Promises

© Laurence B. Winn

Nov 1, 1999

November is an election month. In November Y2K, if all goes well, the United States will elect a new president. Doubtless there will be speeches about the presumed survival and global proliferation of democracy in the 20th century. Historians may well hearken back to 1900, when the idea of government by and for the people was held unlikely to persist.

Frederick Jackson Turner, of the University of Wisconsin at Madison, had launched his frontier theory in 1893. It was widely interpreted to imply that democracy, the product of a defunct frontier, could not survive in the new, frontierless environment. That interpretation is often cited as a problem for the theory.

Indeed, peoples' right to choose has faced challenge after challenge in the 20th century. World War I, the Great Depression, World War II or the Cold War could have ended it. It is usual to believe that freedom of the individual has triumphed. However, when recent events are viewed with a skeptical eye, it is not at all clear that American democracy has survived these challenges, particularly the last.

Consider a late product of the Cold War, National Security Defense Directive 145 (NSDD145). The brainchild of an assistant defense secretary in the Reagan Administration, NSDD145 has been used to restrict access to the medical records of the National Cancer Institute and the Veterans Administration, IRS corporate and personal taxpayer files and agricultural statistics.

In 1985, employing NSDD 145 as its authority, the U.S. National Security Agency made a detailed investigation of a computer program used to count votes in local and federal elections. The reason for the investigation was, presumably, to determine the program's vulnerability to manipulation. In order to do that, however, the investigators had to learn how to manipulate the program themselves. (Note: See also "NSA and Microsoft".)

That our right to choose might be affected by a government plot to control elections is a chilling prospect. Yet it is only one of the lesser threats to freedom imposed by enclosure, which is the absence of frontiers. The major threat is environmental.

"The Baltic Sea is dying from sewage and other pollution. Every year 25 billion tons of topsoil are lost. In places like Mexico City and Eastern Europe, millions breathe toxic air. China soon will have cut all its harvestable forests. The ozone is thinning, the globe may be warming, and more devastation lies in store," lamented a 1992 issue of Business Week in describing the new geopolitical fashion called "sustainable development". More a vision than a strategy, the concept of sustainable development calls upon the industrialized nations to consume less while directing billions in aid to developing nations in return for their promise to cut birth rates. Its fundamental premise is that the only way to avoid ecological disaster is to redistribute wealth.

Requirements for sustainable development include:

* implementation of global family planning procedures by any means;

* massive aid and debt relief from the industrialized countries to provide replacements for existing air conditioners, refrigerators, furnaces, and lighting fixtures, not to mention solar power and biotechnology to replace pesticides, herbicides and associated polluting technologies;

* falling standards of living in the industrial countries.

One is reminded of the second law of thermodynamics. No one has ever offered a proof of the second law, which is the basis of the rejection by science of the perpetual motion machine, an imaginary device which operates indefinitely without the expenditure of external energy. Science accepts the law because no exception has ever been observed. There is no model for a perpetual motion machine, just as there is no model for a "sustainable society", which may well be the same thing.

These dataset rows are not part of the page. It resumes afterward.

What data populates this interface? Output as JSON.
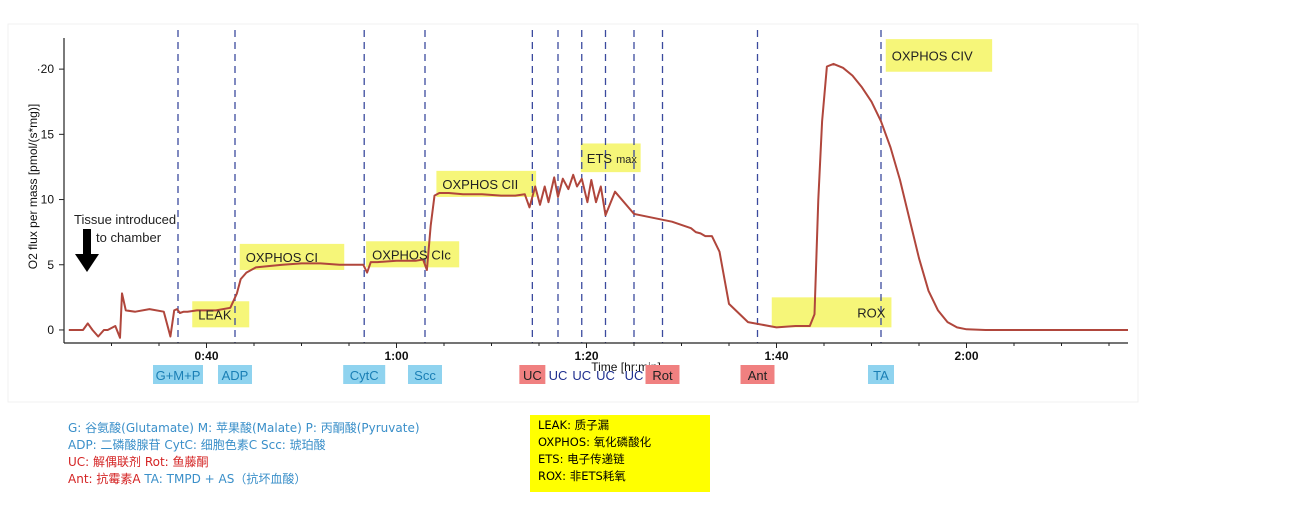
{
  "chart_data": {
    "type": "line",
    "xlabel": "Time [hr:min]",
    "ylabel": "O2 flux per mass [pmol/(s*mg)]",
    "xlim": [
      25,
      137
    ],
    "ylim": [
      -1,
      23
    ],
    "xticks": [
      40,
      60,
      80,
      100,
      120
    ],
    "xtick_labels": [
      "0:40",
      "1:00",
      "1:20",
      "1:40",
      "2:00"
    ],
    "yticks": [
      0,
      5,
      10,
      15,
      20
    ],
    "ytick_labels": [
      "0",
      "5",
      "10",
      "15",
      "·20"
    ],
    "series": [
      {
        "color": "#b0463c",
        "x": [
          25.5,
          27,
          27.5,
          28,
          28.6,
          29.2,
          29.6,
          30.4,
          30.9,
          31.1,
          31.5,
          32.5,
          34,
          35.5,
          36.2,
          36.6,
          36.9,
          37.2,
          37.6,
          38,
          39,
          41,
          42.5,
          43.2,
          43.6,
          44.2,
          45.2,
          46.5,
          48,
          50,
          52,
          54,
          55.5,
          56.5,
          56.9,
          57.3,
          58,
          60,
          62,
          62.8,
          63.2,
          63.6,
          64,
          64.5,
          65.5,
          67,
          69,
          71,
          72.5,
          73.5,
          74,
          74.6,
          75.1,
          75.6,
          76,
          76.6,
          77,
          77.5,
          78.1,
          78.6,
          79,
          79.5,
          80.1,
          80.5,
          81,
          81.5,
          82,
          83,
          85,
          87,
          89,
          91,
          91.5,
          92,
          92.5,
          93.2,
          94,
          95,
          97,
          100,
          102,
          103.5,
          104,
          104.4,
          104.8,
          105.3,
          106,
          107,
          108,
          109,
          110,
          111,
          112,
          113,
          114,
          115,
          116,
          117,
          118,
          119,
          120,
          122,
          126,
          130,
          137
        ],
        "values": [
          0,
          0,
          0.5,
          0,
          -0.5,
          0,
          0,
          0.3,
          -0.6,
          2.8,
          1.5,
          1.4,
          1.6,
          1.4,
          -0.5,
          1.5,
          1.6,
          1.3,
          1.4,
          1.4,
          1.5,
          1.5,
          1.7,
          2.8,
          3.9,
          4.4,
          4.8,
          4.9,
          5,
          5.1,
          5.1,
          5,
          5,
          5,
          4.4,
          5.2,
          5.2,
          5.3,
          5.3,
          5.4,
          4.6,
          8,
          10.3,
          10.5,
          10.5,
          10.4,
          10.4,
          10.3,
          10.3,
          10.4,
          9.4,
          11,
          9.6,
          11,
          9.8,
          11.7,
          10.2,
          11.6,
          10.8,
          11.9,
          11,
          11.6,
          9.8,
          11.5,
          9.8,
          11,
          8.8,
          10.6,
          8.9,
          8.6,
          8.3,
          7.8,
          7.5,
          7.4,
          7.2,
          7.2,
          6,
          2,
          0.6,
          0.2,
          0.3,
          0.3,
          1.2,
          10,
          16,
          20.2,
          20.4,
          20.1,
          19.5,
          18.6,
          17.5,
          16,
          14,
          11.5,
          8.5,
          5.5,
          3,
          1.5,
          0.6,
          0.2,
          0.05,
          0,
          0,
          0,
          0
        ]
      }
    ],
    "injections": [
      {
        "x": 37,
        "label": "G+M+P",
        "bg": "#8fd3ef",
        "color": "#1a7fb5"
      },
      {
        "x": 43,
        "label": "ADP",
        "bg": "#8fd3ef",
        "color": "#1a7fb5"
      },
      {
        "x": 56.6,
        "label": "CytC",
        "bg": "#8fd3ef",
        "color": "#1a7fb5"
      },
      {
        "x": 63,
        "label": "Scc",
        "bg": "#8fd3ef",
        "color": "#1a7fb5"
      },
      {
        "x": 74.3,
        "label": "UC",
        "bg": "#f08080",
        "color": "#222222"
      },
      {
        "x": 77,
        "label": "UC",
        "bg": "",
        "color": "#1f2f8f"
      },
      {
        "x": 79.5,
        "label": "UC",
        "bg": "",
        "color": "#1f2f8f"
      },
      {
        "x": 82,
        "label": "UC",
        "bg": "",
        "color": "#1f2f8f"
      },
      {
        "x": 85,
        "label": "UC",
        "bg": "",
        "color": "#1f2f8f"
      },
      {
        "x": 88,
        "label": "Rot",
        "bg": "#f08080",
        "color": "#222222"
      },
      {
        "x": 98,
        "label": "Ant",
        "bg": "#f08080",
        "color": "#222222"
      },
      {
        "x": 111,
        "label": "TA",
        "bg": "#8fd3ef",
        "color": "#1a7fb5"
      }
    ],
    "dashed_line_x": [
      37,
      43,
      56.6,
      63,
      74.3,
      77,
      79.5,
      82,
      85,
      88,
      98,
      111
    ],
    "phase_labels": [
      {
        "text": "LEAK",
        "x": 38.5,
        "y": 2.2,
        "w": 6,
        "h": 2
      },
      {
        "text": "OXPHOS CI",
        "x": 43.5,
        "y": 6.6,
        "w": 11,
        "h": 2
      },
      {
        "text": "OXPHOS CIc",
        "x": 56.8,
        "y": 6.8,
        "w": 9.8,
        "h": 2
      },
      {
        "text": "OXPHOS CII",
        "x": 64.2,
        "y": 12.2,
        "w": 10.5,
        "h": 2
      },
      {
        "text": "ETS",
        "x": 79.4,
        "y": 14.3,
        "w": 6.3,
        "h": 2.2,
        "sub": "max"
      },
      {
        "text": "ROX",
        "x": 99.5,
        "y": 2.5,
        "w": 12.6,
        "h": 2.3,
        "align": "right"
      },
      {
        "text": "OXPHOS CIV",
        "x": 111.5,
        "y": 22.3,
        "w": 11.2,
        "h": 2.5
      }
    ],
    "annotation": {
      "line1": "Tissue introduced",
      "line2": "to chamber"
    }
  },
  "legend_left": [
    {
      "color": "#3a8fc9",
      "text": "G: 谷氨酸(Glutamate)   M: 苹果酸(Malate)   P: 丙酮酸(Pyruvate)"
    },
    {
      "color": "#3a8fc9",
      "text": "ADP: 二磷酸腺苷   CytC: 细胞色素C   Scc: 琥珀酸"
    },
    {
      "color": "#d42424",
      "text": "UC: 解偶联剂  Rot: 鱼藤酮"
    },
    {
      "color": "#d42424",
      "text": "Ant: 抗霉素A",
      "color2": "#3a8fc9",
      "text2": "  TA: TMPD + AS（抗坏血酸）"
    }
  ],
  "legend_right": [
    "LEAK: 质子漏",
    "OXPHOS: 氧化磷酸化",
    "ETS: 电子传递链",
    "ROX: 非ETS耗氧"
  ]
}
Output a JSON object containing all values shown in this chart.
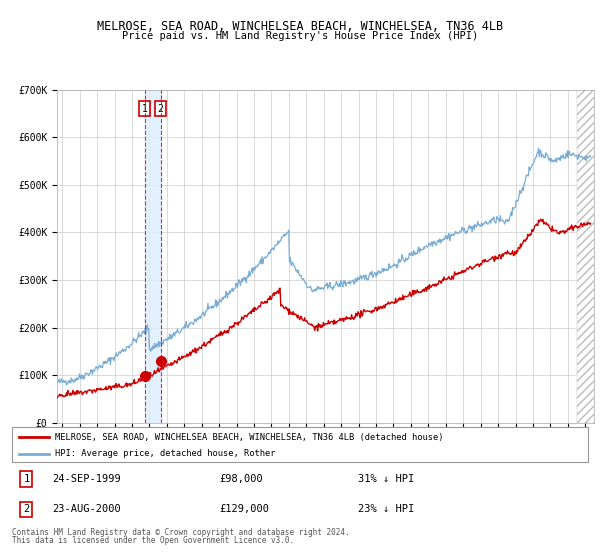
{
  "title": "MELROSE, SEA ROAD, WINCHELSEA BEACH, WINCHELSEA, TN36 4LB",
  "subtitle": "Price paid vs. HM Land Registry's House Price Index (HPI)",
  "legend_line1": "MELROSE, SEA ROAD, WINCHELSEA BEACH, WINCHELSEA, TN36 4LB (detached house)",
  "legend_line2": "HPI: Average price, detached house, Rother",
  "red_color": "#cc0000",
  "blue_color": "#7aadd4",
  "sale1_date": "24-SEP-1999",
  "sale1_price": 98000,
  "sale1_pct": "31% ↓ HPI",
  "sale2_date": "23-AUG-2000",
  "sale2_price": 129000,
  "sale2_pct": "23% ↓ HPI",
  "footnote1": "Contains HM Land Registry data © Crown copyright and database right 2024.",
  "footnote2": "This data is licensed under the Open Government Licence v3.0.",
  "ylim": [
    0,
    700000
  ],
  "yticks": [
    0,
    100000,
    200000,
    300000,
    400000,
    500000,
    600000,
    700000
  ],
  "ytick_labels": [
    "£0",
    "£100K",
    "£200K",
    "£300K",
    "£400K",
    "£500K",
    "£600K",
    "£700K"
  ],
  "xlim_start": 1994.7,
  "xlim_end": 2025.5,
  "hatch_start": 2024.5,
  "xticks": [
    1995,
    1996,
    1997,
    1998,
    1999,
    2000,
    2001,
    2002,
    2003,
    2004,
    2005,
    2006,
    2007,
    2008,
    2009,
    2010,
    2011,
    2012,
    2013,
    2014,
    2015,
    2016,
    2017,
    2018,
    2019,
    2020,
    2021,
    2022,
    2023,
    2024,
    2025
  ],
  "marker1_x": 1999.73,
  "marker1_y": 98000,
  "marker2_x": 2000.64,
  "marker2_y": 129000,
  "vline1_x": 1999.73,
  "vline2_x": 2000.64
}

The fact that there is no rational model for a thing does not mean there is no reason for promoting it, however.

"The hidden agenda of some environmentalists is to expand the dominion of some people's political will over others," wrote The Washington Post's George F. Will in 1990. It is true that there is no more direct route to the regulation of the masses than restrictions on consumption, especially consumption of energy and transportation. Thus the slogan of some European conservatives: "The green tree has red roots."

In fact, the Manifesto of the Communist Party, penned in 1848 by Karl Marx and Frederick Engels, reads like a blueprint for current U.S. policy.

Take government control of private land, including rent control and the Environmental Protection Agency's wetlands policy, as examples. So too are a "heavy progressive income tax" (quoted from the Manifesto) and the "centralization of credit in the hands of the state by means of a national bank..." like the Federal Reserve Bank. Marx's call for centralization of the means of communication and transportation is answered by government bureaucracies like the Federal Communications Commission and the Interstate Commerce Commission.

Most of what Marx had to say makes sense in the context of a zero-growth economic system. It promises what Rome promised: bread and circuses, and, like state welfare in England in Marx's day, it preserves public order.

We have just such a choice as Frederick Jackson Turner might have predicted. We can build a new frontier and have the freedom and prosperity that go with it, or we can trust the little man from the government who says he is here to help us. If you believe the little man, Karl's got a manifesto for you. It will do exactly what it was intended to do, which is not at all the same thing it promises.